Ugly boots

What happened to the unfashionable brand they dimly call ugly-boots?

Lifestyle branding with a certain style and grace.

For somebody very disconnected with the product I’m not exactly the target audience for this campaign. But let us be honest, this is amazing work. Stunning and very classy:

I’m guessing it all hints at the brand suggesting that it’s in touch with peace with nature, sympathetic living and a life rooted by the goodness of the outdoors!

Steve Mcqueen Bonneville

1962 Triumph Bonneville.

Triumph makes some excellent machines, but tribute bikes like this are a marketing gimmick. Flat paint is the flavor of the month and exploiting McQueen’s excellent name to sell bikes is pretty lame.

HT @Motorcycle

Roberto Cavalli

The blacks and yellow/oranges are glorious in this campaign, but fire is a worrisome symbol. Therefore not sure.

Roberto Cavalli is celebrating 40 years of his brand (and animal print domination) therefor Mert and Marcus who delivered some pretty stunning photography for Cavalli’s Anniversary book also photographed one of the last standing supermodels daring us with her environmentalist status: Gisele Bundchen on fighting wildfires!

HT @designscene.net

Deluge in Norway

300,000 Norwegians move house every year. If the pattern made by this process could be compressed into one short animation, what would would it look like? What could you learn about your country from such an animation, if anything?

Deluge is a C++ application designed to answer these questions. The underlying data was generated by cross referencing Norwegian tax records from 2006 and 2007 to find changes in postal codes.

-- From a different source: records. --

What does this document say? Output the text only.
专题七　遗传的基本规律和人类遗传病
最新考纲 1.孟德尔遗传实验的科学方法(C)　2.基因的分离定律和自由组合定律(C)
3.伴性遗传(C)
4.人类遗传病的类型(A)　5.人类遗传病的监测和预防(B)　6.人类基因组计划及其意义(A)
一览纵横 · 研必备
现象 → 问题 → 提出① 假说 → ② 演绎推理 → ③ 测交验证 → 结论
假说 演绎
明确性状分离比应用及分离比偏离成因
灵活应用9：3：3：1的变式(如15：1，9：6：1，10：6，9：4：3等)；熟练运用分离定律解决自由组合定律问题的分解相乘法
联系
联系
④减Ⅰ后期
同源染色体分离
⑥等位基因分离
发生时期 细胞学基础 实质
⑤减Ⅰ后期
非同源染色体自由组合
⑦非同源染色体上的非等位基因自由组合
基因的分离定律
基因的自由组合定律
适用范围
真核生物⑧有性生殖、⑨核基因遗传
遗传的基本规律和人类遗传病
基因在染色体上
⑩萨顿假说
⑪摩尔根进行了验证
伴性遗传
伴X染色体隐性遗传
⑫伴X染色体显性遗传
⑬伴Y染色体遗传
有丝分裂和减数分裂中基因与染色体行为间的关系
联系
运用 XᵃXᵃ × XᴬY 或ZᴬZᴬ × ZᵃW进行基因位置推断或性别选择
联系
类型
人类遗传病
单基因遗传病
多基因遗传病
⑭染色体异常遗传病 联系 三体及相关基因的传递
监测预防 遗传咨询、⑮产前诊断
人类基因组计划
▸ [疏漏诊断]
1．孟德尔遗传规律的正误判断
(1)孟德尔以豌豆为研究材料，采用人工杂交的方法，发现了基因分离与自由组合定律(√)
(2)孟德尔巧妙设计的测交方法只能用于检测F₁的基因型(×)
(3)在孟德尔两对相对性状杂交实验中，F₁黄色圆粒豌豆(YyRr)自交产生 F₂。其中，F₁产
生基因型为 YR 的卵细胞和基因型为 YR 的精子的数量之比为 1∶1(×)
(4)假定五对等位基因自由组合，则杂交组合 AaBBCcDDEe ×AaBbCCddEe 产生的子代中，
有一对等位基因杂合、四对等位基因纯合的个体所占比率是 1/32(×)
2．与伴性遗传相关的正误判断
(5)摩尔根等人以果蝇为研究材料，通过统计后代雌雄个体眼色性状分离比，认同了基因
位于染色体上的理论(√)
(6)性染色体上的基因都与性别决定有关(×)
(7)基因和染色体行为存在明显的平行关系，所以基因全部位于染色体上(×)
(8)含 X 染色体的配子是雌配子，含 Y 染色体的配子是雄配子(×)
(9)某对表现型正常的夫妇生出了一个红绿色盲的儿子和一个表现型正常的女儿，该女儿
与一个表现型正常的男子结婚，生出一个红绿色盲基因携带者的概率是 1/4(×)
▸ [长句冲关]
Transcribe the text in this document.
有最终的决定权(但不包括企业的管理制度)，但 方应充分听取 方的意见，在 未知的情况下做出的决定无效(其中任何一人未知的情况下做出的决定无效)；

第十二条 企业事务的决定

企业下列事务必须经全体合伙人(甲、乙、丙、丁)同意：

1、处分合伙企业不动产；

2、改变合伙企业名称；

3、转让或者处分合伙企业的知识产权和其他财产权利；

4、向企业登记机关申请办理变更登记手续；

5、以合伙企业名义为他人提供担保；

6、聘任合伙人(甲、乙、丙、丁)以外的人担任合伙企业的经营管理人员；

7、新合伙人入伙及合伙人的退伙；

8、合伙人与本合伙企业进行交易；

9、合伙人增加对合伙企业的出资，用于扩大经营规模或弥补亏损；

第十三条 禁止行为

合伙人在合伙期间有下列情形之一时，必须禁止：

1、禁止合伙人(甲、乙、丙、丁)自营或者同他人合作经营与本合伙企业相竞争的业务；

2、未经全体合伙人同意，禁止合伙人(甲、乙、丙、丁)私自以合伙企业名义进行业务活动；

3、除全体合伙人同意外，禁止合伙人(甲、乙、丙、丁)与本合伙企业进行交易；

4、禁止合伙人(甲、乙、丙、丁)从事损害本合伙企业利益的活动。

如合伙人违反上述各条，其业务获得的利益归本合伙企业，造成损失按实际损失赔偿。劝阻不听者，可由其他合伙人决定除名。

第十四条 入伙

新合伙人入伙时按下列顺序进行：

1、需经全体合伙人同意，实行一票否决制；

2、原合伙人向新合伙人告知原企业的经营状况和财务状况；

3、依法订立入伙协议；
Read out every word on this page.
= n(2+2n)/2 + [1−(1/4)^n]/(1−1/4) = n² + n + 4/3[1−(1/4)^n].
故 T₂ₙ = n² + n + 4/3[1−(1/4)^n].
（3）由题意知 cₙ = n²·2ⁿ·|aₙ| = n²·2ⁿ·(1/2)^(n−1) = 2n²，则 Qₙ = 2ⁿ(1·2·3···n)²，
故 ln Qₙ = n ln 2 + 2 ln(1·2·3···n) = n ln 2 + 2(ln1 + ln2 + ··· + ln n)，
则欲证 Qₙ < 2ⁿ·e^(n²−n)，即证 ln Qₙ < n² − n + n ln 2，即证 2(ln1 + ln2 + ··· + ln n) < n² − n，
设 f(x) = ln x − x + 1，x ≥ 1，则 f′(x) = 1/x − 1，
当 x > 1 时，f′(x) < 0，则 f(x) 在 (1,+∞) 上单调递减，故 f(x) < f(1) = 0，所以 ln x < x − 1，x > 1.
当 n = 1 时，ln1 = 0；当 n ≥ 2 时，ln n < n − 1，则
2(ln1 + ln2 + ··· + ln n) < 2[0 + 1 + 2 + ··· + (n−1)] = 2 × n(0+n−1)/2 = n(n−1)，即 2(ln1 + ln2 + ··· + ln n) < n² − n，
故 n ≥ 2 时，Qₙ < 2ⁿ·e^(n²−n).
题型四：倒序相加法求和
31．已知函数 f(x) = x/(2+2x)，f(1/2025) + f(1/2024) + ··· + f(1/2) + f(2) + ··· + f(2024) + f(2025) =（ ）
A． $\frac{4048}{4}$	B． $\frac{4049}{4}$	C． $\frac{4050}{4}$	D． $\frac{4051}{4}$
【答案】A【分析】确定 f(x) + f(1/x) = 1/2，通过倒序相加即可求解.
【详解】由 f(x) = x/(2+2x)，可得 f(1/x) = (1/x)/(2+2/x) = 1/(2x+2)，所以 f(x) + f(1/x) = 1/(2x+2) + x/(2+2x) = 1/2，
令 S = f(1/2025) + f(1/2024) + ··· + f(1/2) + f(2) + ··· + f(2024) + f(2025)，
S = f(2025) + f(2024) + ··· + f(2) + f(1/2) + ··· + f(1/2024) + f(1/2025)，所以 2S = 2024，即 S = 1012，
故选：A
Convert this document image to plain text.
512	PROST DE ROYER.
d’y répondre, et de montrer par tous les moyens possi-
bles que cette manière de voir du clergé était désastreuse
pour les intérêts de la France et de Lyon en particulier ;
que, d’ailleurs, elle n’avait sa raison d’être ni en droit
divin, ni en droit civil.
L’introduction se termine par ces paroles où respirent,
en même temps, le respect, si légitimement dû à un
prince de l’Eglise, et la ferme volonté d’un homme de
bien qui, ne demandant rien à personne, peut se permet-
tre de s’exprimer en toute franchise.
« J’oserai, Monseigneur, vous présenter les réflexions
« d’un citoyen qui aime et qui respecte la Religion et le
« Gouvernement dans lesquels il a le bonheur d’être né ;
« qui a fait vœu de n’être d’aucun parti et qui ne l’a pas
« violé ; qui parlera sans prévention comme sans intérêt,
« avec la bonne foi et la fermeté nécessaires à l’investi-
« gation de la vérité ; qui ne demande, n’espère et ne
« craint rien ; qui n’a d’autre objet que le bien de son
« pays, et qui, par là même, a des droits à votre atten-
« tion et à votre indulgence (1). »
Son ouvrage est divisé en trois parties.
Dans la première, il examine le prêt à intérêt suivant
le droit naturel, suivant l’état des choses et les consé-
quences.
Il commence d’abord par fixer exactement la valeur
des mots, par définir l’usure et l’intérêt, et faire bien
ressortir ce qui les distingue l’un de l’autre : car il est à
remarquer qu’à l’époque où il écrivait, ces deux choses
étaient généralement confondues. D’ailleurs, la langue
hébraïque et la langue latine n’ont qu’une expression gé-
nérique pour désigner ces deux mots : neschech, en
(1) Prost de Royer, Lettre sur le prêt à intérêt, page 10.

HT @Even Westvang via @Notcot

GE Data Viz

Lovely and simple.

Over the past few weeks, Fanthom have being building two interactive installation pieces for the lobby of GE’s headquarters in Fairfield, Connecticut. The pieces are part of the GE Works campaign, which describes and organizes the company’s work with four verbs: Powering, Curing, Building, and Moving. Fathom’s job was to show how data can illustrate these first two activities.

Petra, Jordan

Amazing view of the Jordanian ancient city of Petra, Jordan with fresh snow

Amazing view of the Jordanian ancient city of Petra, Jordan with fresh snow.

UNESCO has described it as “one of the most precious cultural properties of man’s cultural heritage“. Petra was chosen by the BBC as one of “the 40 places you have to add to your all time must-see bucket list”

In October, 1917, T.E Lawrence, as part of a general effort to divert Turkish military resources away from the British invasion of North Africa, led a small force of Syrians and Arabians in defending Petra against a much larger combined force of Turks and Germans.

Lake District

In dramatic fashion the light shines down on Derwentwater, Cumbria

Maps of the Lake District are dotted with terms bestowed by the area’s tenth century A.D. Norse settlers. Thus the district’s famed lakes are often called “tarns,” streams become “becks,” valleys are dubbed “dales,” and clearings are known as “thwaites.”

Little Black Dress

wow

The little black dress has been a staple in women’s wardrobes for decades, beginning in 1926 when designer Coco Chanel introduced a short, simple black dress to readers of Vogue Magazine.

Fast forward to 1961: That’s when actress Audrey Hepburn took the little black dress to new heights when her Holly Golightly character wore a sexy little black sheath in the hit movie Breakfast at Tiffany’s.

The little black dress has become such a fashion icon that it’s now referred to simply as the ‘LBD’.

When to Build

We shape our tools and our tools shape us.

As more of the tools we live with every day become digital instead of physical, our opportunity – and responsibility – as designers is multiplying. We live in a world of screens, and we are the ones who decide what goes on them. We are in a unique position to have an impact – one that lasts longer than the next redesign or the latest technology. What happens when we stop thinking of ourselves not just as developers or experience designers, and take up the mantle as a new generation of product designers for a digital world?

HT @Wilson Miner

Tadao Ando

Many of the works of Tadao Ando base their richness in the relationship of the building with light and nature. In that sense, the Church on the Water, designed in 1985 and built in 1988, is one of its most celebrated achievements, in which nature has been involved in the design of the building.

Ando manages to create a microcosm that combines simply but brilliantly concepts on the profane and the sacred, the artificial and the natural, the enclosed and the exposed, the emptiness and the infinity.